Cuenta la leyenda urbana que una vez existió un pueblo donde los burros trabajadores, así no fueran muy entrenados ni "estudiados", ni de orígenes ilustres, eran muy cotizados porque además de contribuir al transporte básico de las personas, llevaban cargas, trasteos, lucían vanidosos en las ferias y hasta gozaban con ellos los niños, a la manera del famoso burrito Platero que inmortalizó el poeta Juan Ramón Jimenez.
Allí entonces llegó un joven citadino inteligente, amante de los animales, que de una vez quería disponer de un asno seguramente para iniciar actividades comerciales o para tener, a tono con el pueblo, su vehículo particular de transporte. Fue en seguida a la casa de un rico campesino, reconocido traficante de borricos, que negociaba docenas de ellos a diferentes precios según las edades y las capacidades de cada uno. Los buenos bordeaban los 50 mil pesos y los mejores rondaban los 100 mil.
El joven, como era de noble familia, y contaba con buen efectivo, se compró uno entre bueno y óptimo, pero, último modelo, con máximos lujos, es decir, con suprema presencia según el juicio de sus propios ojos el día del negocio. El campesino recibió el dinero y la concesión de entregarle el jumento la mañana siguiente, dizque para tener tiempo suficiente de bañarlo, perfumarlo y ponerlo a punto.
Sin embargo, al otro día, el negociante, como dicen los ancestros, le salió con curvas. Una vez que lo saludó con interesada amabilidad, le informó con fingida voz de preocupación:
––Lo siento mucho, hijo, le tengo muy malas noticias... el burro que tú compraste ayer por la tarde, se murió inesperadamente por la noche.
El joven sorprendido le pidió al vendedor entonces otro burro vivo y bueno, a cambio del difunto.
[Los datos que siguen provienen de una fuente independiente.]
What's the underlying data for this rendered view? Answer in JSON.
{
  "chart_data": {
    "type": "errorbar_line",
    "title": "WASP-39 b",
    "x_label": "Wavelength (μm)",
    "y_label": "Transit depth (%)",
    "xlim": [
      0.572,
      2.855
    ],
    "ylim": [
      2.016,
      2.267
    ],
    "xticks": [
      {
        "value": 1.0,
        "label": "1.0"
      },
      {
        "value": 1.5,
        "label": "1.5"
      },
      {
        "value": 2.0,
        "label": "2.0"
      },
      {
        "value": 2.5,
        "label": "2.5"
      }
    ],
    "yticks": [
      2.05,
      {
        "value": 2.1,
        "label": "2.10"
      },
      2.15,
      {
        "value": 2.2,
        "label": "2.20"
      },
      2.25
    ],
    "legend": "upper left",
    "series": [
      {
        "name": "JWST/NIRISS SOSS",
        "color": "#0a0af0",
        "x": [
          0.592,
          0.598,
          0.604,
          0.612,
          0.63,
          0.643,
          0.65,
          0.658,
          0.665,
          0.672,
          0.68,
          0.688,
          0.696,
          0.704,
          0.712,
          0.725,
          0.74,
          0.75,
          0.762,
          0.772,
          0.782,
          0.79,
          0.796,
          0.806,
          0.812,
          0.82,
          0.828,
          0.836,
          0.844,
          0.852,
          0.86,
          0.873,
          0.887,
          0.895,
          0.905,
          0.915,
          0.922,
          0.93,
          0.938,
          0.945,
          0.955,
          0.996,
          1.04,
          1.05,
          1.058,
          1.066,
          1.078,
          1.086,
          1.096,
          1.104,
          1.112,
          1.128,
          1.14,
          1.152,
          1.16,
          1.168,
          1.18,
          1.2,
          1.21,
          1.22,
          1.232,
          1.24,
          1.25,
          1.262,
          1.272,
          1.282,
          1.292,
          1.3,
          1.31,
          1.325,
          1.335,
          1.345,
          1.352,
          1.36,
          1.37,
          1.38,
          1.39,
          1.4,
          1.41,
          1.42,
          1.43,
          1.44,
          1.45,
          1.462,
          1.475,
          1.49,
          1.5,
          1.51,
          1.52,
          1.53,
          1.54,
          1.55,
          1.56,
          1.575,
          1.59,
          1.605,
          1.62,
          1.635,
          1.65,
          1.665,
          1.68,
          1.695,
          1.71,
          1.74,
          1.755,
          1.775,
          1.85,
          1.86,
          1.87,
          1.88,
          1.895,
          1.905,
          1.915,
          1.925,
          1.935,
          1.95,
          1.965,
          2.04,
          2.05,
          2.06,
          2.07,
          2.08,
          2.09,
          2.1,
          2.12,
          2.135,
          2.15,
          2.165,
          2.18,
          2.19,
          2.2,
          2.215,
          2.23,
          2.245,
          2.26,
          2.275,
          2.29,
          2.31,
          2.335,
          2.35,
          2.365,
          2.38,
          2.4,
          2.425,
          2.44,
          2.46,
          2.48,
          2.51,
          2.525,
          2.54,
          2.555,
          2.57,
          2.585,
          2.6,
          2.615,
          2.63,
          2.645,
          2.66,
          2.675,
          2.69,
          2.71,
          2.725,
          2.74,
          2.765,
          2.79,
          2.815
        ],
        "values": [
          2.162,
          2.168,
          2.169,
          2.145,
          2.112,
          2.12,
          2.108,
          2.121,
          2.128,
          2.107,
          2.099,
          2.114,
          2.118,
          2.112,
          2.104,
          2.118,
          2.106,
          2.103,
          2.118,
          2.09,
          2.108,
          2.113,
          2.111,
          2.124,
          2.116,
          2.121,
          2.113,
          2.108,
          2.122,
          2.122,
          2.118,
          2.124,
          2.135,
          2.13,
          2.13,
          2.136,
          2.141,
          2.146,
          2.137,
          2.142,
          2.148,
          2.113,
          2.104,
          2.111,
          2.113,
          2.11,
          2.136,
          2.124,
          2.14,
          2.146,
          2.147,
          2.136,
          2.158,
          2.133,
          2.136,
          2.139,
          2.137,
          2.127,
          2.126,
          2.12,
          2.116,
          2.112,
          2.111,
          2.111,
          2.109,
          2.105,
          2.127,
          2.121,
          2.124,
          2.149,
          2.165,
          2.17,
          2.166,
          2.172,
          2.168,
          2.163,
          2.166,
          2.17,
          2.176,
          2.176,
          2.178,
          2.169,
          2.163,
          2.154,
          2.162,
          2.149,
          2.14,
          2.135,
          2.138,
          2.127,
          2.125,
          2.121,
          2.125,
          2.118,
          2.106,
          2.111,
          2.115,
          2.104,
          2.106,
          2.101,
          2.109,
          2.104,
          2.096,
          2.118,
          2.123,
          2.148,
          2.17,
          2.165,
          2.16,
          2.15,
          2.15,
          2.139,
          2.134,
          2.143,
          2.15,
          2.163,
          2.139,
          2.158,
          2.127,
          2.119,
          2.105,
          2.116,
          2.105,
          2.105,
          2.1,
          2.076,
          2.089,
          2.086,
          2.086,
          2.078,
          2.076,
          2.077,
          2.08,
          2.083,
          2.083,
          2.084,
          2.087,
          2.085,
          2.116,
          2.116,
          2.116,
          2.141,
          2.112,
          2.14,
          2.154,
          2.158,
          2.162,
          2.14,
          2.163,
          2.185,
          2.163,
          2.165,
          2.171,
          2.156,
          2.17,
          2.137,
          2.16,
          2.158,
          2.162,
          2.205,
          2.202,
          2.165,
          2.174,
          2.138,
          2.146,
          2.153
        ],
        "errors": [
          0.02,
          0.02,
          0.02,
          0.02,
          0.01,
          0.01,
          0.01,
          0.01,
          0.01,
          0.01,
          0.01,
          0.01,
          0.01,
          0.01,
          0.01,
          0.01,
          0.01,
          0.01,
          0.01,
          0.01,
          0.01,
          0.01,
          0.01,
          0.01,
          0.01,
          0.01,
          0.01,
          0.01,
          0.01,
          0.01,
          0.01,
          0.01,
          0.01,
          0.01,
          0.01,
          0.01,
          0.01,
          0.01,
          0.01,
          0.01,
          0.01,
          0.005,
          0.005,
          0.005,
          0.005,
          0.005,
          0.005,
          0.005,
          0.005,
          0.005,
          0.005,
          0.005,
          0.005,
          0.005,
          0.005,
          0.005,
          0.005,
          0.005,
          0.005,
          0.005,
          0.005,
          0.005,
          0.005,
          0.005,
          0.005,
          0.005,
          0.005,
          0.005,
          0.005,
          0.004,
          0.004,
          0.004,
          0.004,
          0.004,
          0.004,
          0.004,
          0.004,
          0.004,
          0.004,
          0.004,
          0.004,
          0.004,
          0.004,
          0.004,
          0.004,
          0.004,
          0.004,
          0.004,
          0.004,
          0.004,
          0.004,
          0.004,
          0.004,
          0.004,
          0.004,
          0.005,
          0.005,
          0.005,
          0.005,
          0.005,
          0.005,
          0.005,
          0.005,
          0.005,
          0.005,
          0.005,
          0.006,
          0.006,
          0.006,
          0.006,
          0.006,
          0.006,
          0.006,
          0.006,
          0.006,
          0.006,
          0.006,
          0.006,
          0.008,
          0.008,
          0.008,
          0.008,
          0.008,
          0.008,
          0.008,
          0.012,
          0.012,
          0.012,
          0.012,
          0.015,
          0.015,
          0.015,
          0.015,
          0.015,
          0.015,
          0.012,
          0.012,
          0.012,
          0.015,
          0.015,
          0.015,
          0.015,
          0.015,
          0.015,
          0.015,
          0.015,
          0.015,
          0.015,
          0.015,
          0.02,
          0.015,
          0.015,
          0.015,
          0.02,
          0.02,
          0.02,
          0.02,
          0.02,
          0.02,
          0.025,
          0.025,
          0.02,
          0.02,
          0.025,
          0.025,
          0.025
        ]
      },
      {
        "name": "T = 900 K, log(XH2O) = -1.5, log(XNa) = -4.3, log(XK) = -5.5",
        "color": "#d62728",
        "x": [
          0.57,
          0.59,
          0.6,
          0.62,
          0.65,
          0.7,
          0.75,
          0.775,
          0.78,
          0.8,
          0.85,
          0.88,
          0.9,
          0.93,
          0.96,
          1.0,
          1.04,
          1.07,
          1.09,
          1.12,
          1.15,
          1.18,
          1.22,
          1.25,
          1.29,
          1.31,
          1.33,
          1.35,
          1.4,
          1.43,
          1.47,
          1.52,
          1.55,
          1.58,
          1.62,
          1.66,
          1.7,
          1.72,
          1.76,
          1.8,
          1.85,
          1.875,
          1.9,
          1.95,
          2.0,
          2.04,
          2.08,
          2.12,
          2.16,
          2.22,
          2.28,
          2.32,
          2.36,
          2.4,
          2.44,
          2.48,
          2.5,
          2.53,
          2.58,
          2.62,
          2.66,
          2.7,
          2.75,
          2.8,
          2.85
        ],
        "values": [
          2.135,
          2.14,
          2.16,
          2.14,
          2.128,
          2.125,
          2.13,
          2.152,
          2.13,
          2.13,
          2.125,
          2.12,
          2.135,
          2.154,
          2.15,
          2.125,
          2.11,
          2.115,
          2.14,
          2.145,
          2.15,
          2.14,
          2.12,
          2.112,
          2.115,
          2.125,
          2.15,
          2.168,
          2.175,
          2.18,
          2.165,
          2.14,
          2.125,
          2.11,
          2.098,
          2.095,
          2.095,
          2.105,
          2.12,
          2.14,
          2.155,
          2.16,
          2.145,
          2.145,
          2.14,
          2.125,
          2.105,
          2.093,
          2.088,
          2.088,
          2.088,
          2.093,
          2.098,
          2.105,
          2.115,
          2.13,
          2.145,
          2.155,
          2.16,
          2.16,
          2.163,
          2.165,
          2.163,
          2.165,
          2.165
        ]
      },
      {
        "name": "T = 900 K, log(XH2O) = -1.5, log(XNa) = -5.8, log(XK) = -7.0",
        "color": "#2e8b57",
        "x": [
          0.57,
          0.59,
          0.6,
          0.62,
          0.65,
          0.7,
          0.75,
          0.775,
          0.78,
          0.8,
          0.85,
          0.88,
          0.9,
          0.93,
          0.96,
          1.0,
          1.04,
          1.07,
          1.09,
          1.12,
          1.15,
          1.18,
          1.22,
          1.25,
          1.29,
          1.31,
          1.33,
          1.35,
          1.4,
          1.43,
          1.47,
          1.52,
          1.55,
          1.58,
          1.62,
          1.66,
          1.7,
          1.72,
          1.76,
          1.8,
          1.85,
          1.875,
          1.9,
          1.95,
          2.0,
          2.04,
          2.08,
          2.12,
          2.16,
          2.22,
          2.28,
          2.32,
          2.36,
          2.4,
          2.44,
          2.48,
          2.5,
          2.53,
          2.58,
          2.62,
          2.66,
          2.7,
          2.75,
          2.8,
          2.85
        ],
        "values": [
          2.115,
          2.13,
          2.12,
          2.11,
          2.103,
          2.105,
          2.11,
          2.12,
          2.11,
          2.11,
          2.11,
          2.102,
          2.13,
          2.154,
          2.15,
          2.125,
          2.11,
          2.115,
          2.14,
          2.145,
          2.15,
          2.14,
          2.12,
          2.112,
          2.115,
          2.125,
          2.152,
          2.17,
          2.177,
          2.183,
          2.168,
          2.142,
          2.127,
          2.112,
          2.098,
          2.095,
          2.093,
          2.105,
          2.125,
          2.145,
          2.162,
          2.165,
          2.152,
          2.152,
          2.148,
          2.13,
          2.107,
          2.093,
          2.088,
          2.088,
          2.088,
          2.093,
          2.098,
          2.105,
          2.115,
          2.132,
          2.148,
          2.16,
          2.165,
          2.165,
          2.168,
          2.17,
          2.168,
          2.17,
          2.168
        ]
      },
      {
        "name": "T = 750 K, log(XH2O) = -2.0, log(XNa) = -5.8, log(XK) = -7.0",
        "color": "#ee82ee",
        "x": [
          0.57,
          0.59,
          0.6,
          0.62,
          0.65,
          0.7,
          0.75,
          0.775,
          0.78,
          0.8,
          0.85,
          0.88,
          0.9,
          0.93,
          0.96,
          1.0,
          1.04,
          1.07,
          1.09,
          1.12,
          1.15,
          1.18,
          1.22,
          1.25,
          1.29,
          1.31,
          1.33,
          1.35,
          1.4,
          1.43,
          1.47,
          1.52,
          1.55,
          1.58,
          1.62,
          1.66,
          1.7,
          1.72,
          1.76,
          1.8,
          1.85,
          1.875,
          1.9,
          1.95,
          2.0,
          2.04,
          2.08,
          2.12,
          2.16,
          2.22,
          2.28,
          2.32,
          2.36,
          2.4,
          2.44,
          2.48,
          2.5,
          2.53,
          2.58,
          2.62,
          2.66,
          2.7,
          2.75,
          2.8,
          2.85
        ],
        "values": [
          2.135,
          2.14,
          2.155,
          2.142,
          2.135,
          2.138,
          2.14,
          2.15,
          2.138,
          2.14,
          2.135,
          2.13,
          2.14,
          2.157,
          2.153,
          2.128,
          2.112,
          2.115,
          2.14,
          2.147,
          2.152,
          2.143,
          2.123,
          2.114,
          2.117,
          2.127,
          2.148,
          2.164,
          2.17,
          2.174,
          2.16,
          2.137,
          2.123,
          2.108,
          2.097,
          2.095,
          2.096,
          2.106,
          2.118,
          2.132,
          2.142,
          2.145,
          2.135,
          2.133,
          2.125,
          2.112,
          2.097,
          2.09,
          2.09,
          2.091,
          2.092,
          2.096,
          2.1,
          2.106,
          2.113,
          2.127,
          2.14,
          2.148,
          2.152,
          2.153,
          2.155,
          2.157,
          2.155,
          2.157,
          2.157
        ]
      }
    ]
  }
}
El zorro negociante le replicó que ya los otros estaban comprometidos, no con las burras del establo, sino con otros clientes del pueblo.
––¡Bueno, ––replicó el joven–– entonces devuélvame la plata.
––No puedo. ––Contestó el viejo–– La gasté precisamente anoche con la doctora de la veterinaria... bueno, no "con ella", sino en drogas y en algunos otros menesteres. Además, el burro ya era tuyo. Ya habías pagado por él. Lo lamento sinceramente. ––Y agregó con sorna––: Esa "platica" se perdió.
El joven se dio cuenta de que el estafador no iba a devolverle el capital, así que optó por otra estrategia:
–– ¡Bien, no hay problema, entrégueme entonces el cadáver del burro!
––¿Para qué quieres al finado? ¿Qué vas a hacer con él?
––Lo voy a rifar.
El viejo vendedor de burros lo miró de pies a cabeza, como diciendo: "Este chino se volvió loco, ¿Cómo se le ocurre rifar un burro muerto?
––Por supuesto que no le voy a decir a nadie que está muerto. ––Agregó–– Y ahora mismo empiezo a vender las boletas.
A la semana siguiente, el joven se volvió a encontrar con el engañoso vendedor de burros, el cual le preguntó enseguida qué había pasado con la rifa del burro muerto. A lo cual respondió complacido el joven astuto, mientras el viejo abría los ojos, incrédulo:
––Gané más del doble.
––¿Acaso nadie se dio cuenta? ¿Nadie se quejó?
––¡Sí, claro! Se quejó el ganador cuando vio su premio estirado y tieso. De inmediato le expliqué que desgraciadamente el burro se había muerto la misma noche del sorteo. Pero que yo le respondía por el premio. En consecuencia, le reconocí los ochenta mil pesos que valía el burro vivo. Aún así salí ganando.
Un tanto avergonzado por lo sucedido, y dándose cuenta de que había obrado injustamente, al viejo vendedor se le conmovió el corazón y le ofreció disculpas al muchacho por el fraude. Acto seguido, buscó en sus bolsillos un fajo de billetes para devolverle los ochenta mil pesos que le había pagado por el burro vivo. El joven sonriendo aceptó las disculpas y el dinero. Y le pidió que le vendiera otro burro, pero esta vez, entrega inmediata y vivo, por supuesto. Tanta gracia le causó al abuelo la actitud abierta y los valores personales del joven que, según cuenta la leyenda, el negociante le regaló entusiasmado un burro óptimo de cien mil y lo contrató de una como administrador de sus prósperos negocios asnales.